La pulsation capillaire des eaux rejaillit dans le vide, à flanc de falaises, et parfois cascade.
A la naissance du fleuve il y a la glace des origines, stérile, entre hiératisme et délitement.
L’eau jaillissante est encore porteuse du lourd sommeil des glaces, d'une blancheur formelle attendant d'être assouplie, d'une rigidité qui se pliera peu à peu au jeu de la fertilité, de la cibation.
L’eau met du temps à trouver sa voie, sa lumière, son corps.
Il y a l’eau crue des torrents, et de l’eau cuite du fleuve.
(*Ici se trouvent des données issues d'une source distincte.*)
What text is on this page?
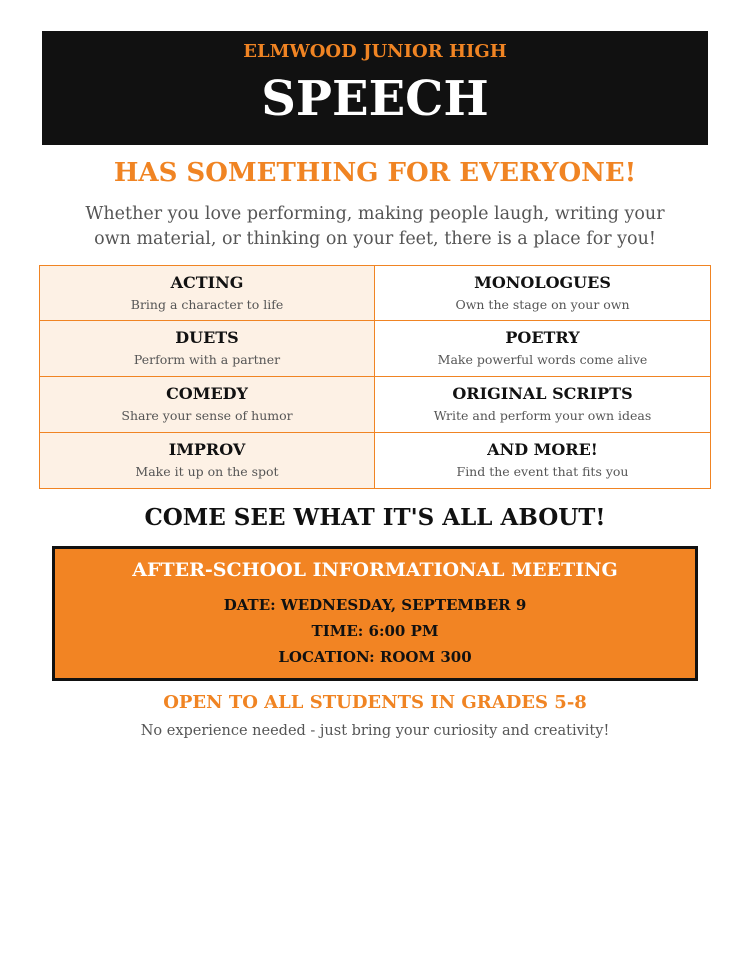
ELMWOOD JUNIOR HIGH
SPEECH
HAS SOMETHING FOR EVERYONE!
Whether you love performing, making people laugh, writing your own material, or thinking on your feet, there is a place for you!
ACTING
Bring a character to life
MONOLOGUES
Own the stage on your own
DUETS
Perform with a partner
POETRY
Make powerful words come alive
COMEDY
Share your sense of humor
ORIGINAL SCRIPTS
Write and perform your own ideas
IMPROV
Make it up on the spot
AND MORE!
Find the event that fits you
COME SEE WHAT IT'S ALL ABOUT!
AFTER-SCHOOL INFORMATIONAL MEETING
DATE: WEDNESDAY, SEPTEMBER 9
TIME: 6:00 PM
LOCATION: ROOM 300
OPEN TO ALL STUDENTS IN GRADES 5-8
No experience needed - just bring your curiosity and creativity!
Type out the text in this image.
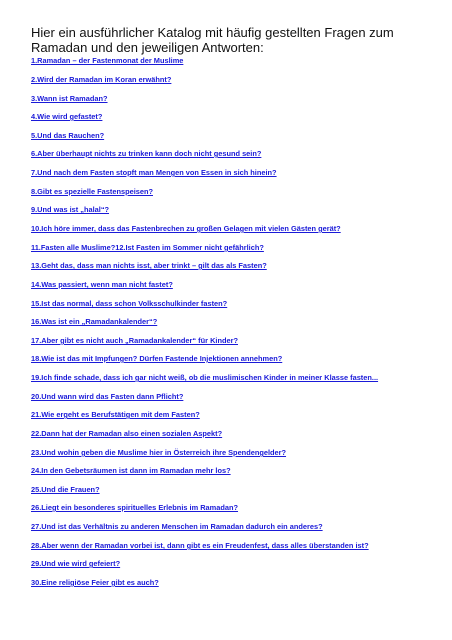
Hier ein ausführlicher Katalog mit häufig gestellten Fragen zum Ramadan und den jeweiligen Antworten:
1.Ramadan – der Fastenmonat der Muslime
2.Wird der Ramadan im Koran erwähnt?
3.Wann ist Ramadan?
4.Wie wird gefastet?
5.Und das Rauchen?
6.Aber überhaupt nichts zu trinken kann doch nicht gesund sein?
7.Und nach dem Fasten stopft man Mengen von Essen in sich hinein?
8.Gibt es spezielle Fastenspeisen?
9.Und was ist „halal“?
10.Ich höre immer, dass das Fastenbrechen zu großen Gelagen mit vielen Gästen gerät?
11.Fasten alle Muslime?12.Ist Fasten im Sommer nicht gefährlich?
13.Geht das, dass man nichts isst, aber trinkt – gilt das als Fasten?
14.Was passiert, wenn man nicht fastet?
15.Ist das normal, dass schon Volksschulkinder fasten?
16.Was ist ein „Ramadankalender“?
17.Aber gibt es nicht auch „Ramadankalender“ für Kinder?
18.Wie ist das mit Impfungen? Dürfen Fastende Injektionen annehmen?
19.Ich finde schade, dass ich gar nicht weiß, ob die muslimischen Kinder in meiner Klasse fasten...
20.Und wann wird das Fasten dann Pflicht?
21.Wie ergeht es Berufstätigen mit dem Fasten?
22.Dann hat der Ramadan also einen sozialen Aspekt?
23.Und wohin geben die Muslime hier in Österreich ihre Spendengelder?
24.In den Gebetsräumen ist dann im Ramadan mehr los?
25.Und die Frauen?
26.Liegt ein besonderes spirituelles Erlebnis im Ramadan?
27.Und ist das Verhältnis zu anderen Menschen im Ramadan dadurch ein anderes?
28.Aber wenn der Ramadan vorbei ist, dann gibt es ein Freudenfest, dass alles überstanden ist?
29.Und wie wird gefeiert?
30.Eine religiöse Feier gibt es auch?
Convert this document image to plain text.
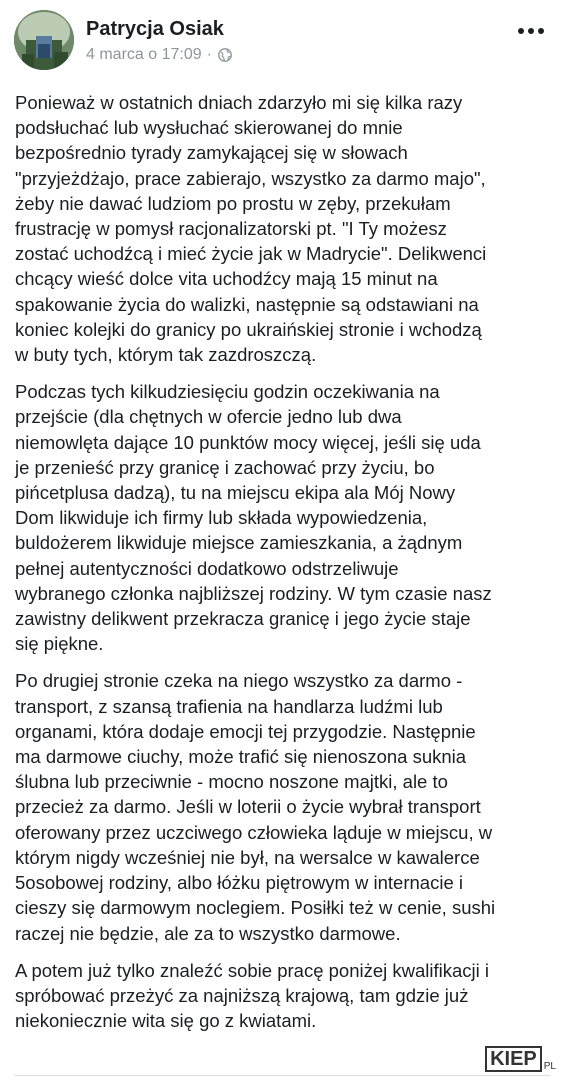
Patrycja Osiak
4 marca o 17:09 ·

Ponieważ w ostatnich dniach zdarzyło mi się kilka razy
podsłuchać lub wysłuchać skierowanej do mnie
bezpośrednio tyrady zamykającej się w słowach
"przyjeżdżajo, prace zabierajo, wszystko za darmo majo",
żeby nie dawać ludziom po prostu w zęby, przekułam
frustrację w pomysł racjonalizatorski pt. "I Ty możesz
zostać uchodźcą i mieć życie jak w Madrycie". Delikwenci
chcący wieść dolce vita uchodźcy mają 15 minut na
spakowanie życia do walizki, następnie są odstawiani na
koniec kolejki do granicy po ukraińskiej stronie i wchodzą
w buty tych, którym tak zazdroszczą.

Podczas tych kilkudziesięciu godzin oczekiwania na
przejście (dla chętnych w ofercie jedno lub dwa
niemowlęta dające 10 punktów mocy więcej, jeśli się uda
je przenieść przy granicę i zachować przy życiu, bo
pińcetplusa dadzą), tu na miejscu ekipa ala Mój Nowy
Dom likwiduje ich firmy lub składa wypowiedzenia,
buldożerem likwiduje miejsce zamieszkania, a żądnym
pełnej autentyczności dodatkowo odstrzeliwuje
wybranego członka najbliższej rodziny. W tym czasie nasz
zawistny delikwent przekracza granicę i jego życie staje
się piękne.

Po drugiej stronie czeka na niego wszystko za darmo -
transport, z szansą trafienia na handlarza ludźmi lub
organami, która dodaje emocji tej przygodzie. Następnie
ma darmowe ciuchy, może trafić się nienoszona suknia
ślubna lub przeciwnie - mocno noszone majtki, ale to
przecież za darmo. Jeśli w loterii o życie wybrał transport
oferowany przez uczciwego człowieka ląduje w miejscu, w
którym nigdy wcześniej nie był, na wersalce w kawalerce
5osobowej rodziny, albo łóżku piętrowym w internacie i
cieszy się darmowym noclegiem. Posiłki też w cenie, sushi
raczej nie będzie, ale za to wszystko darmowe.

A potem już tylko znaleźć sobie pracę poniżej kwalifikacji i
spróbować przeżyć za najniższą krajową, tam gdzie już
niekoniecznie wita się go z kwiatami.

KIEP PL
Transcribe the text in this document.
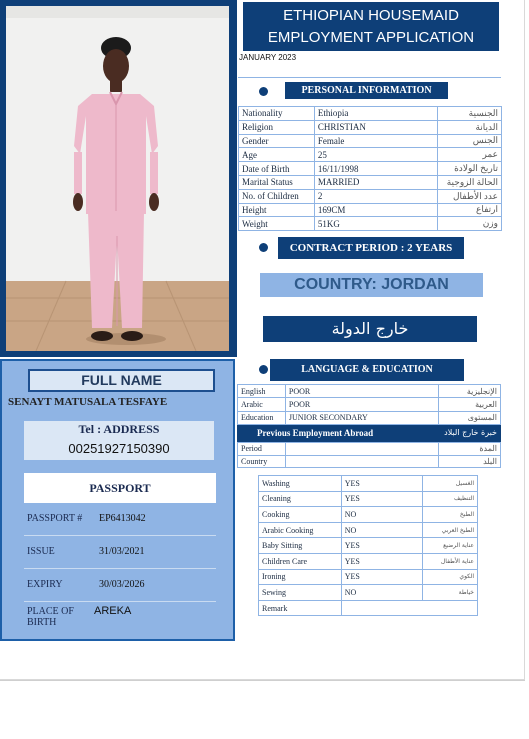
FULL NAME
SENAYT MATUSALA TESFAYE
Tel : ADDRESS
00251927150390
PASSPORT
PASSPORT # EP6413042
ISSUE	31/03/2021
EXPIRY	30/03/2026
PLACE OF BIRTH
AREKA
ETHIOPIAN HOUSEMAID
EMPLOYMENT APPLICATION
JANUARY 2023
PERSONAL INFORMATION
Nationality	Ethiopia	الجنسية
Religion	CHRISTIAN	الديانة
Gender	Female	الجنس
Age	25	عمر
Date of Birth	16/11/1998	تاريخ الولادة
Marital Status	MARRIED	الحالة الزوجية
No. of Children	2	عدد الأطفال
Height	169CM	ارتفاع
Weight	51KG	وزن
CONTRACT PERIOD : 2 YEARS
COUNTRY: JORDAN
خارج الدولة
LANGUAGE & EDUCATION
English	POOR	الإنجليزية
Arabic	POOR	العربية
Education	JUNIOR SECONDARY	المستوى
Previous Employment Abroad	خبرة خارج البلاد
Period		المدة
Country		البلد
Washing	YES	الغسيل
Cleaning	YES	التنظيف
Cooking	NO	الطبخ
Arabic Cooking	NO	الطبخ العربي
Baby Sitting	YES	عناية الرضيع
Children Care	YES	عناية الأطفال
Ironing	YES	الكوي
Sewing	NO	خياطة
Remark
Entre crudité et cuisson, vide des eaux glaciaires et plénitude de l'eau limoneuse le fleuve trouve peu à peu sa vitesse, son rythme, son action.
Le duc des eaux
Première domestication, naturelle, des eaux au moment du fleuve.
Trouve-t-il sa forme ? Non, il s’échappe à lui-même, il est forme en mouvement.
Son décours fixe un niveau, une surface qui porte en ses méandres les lumières changeantes du paysage.
Le fleuve inscrit le paysage dans le temps, un temps rythmé par flux et reflux, transformation des eaux.
Au fleuve est réservé un cheminement clair et nécessaire ; il lui est réservé de glisser en pesanteur depuis la récolte des eaux agissantes, eaux blanches du ciel percées par la foudre, jusqu’à l’océan où elles s’ignorent depuis une éternité.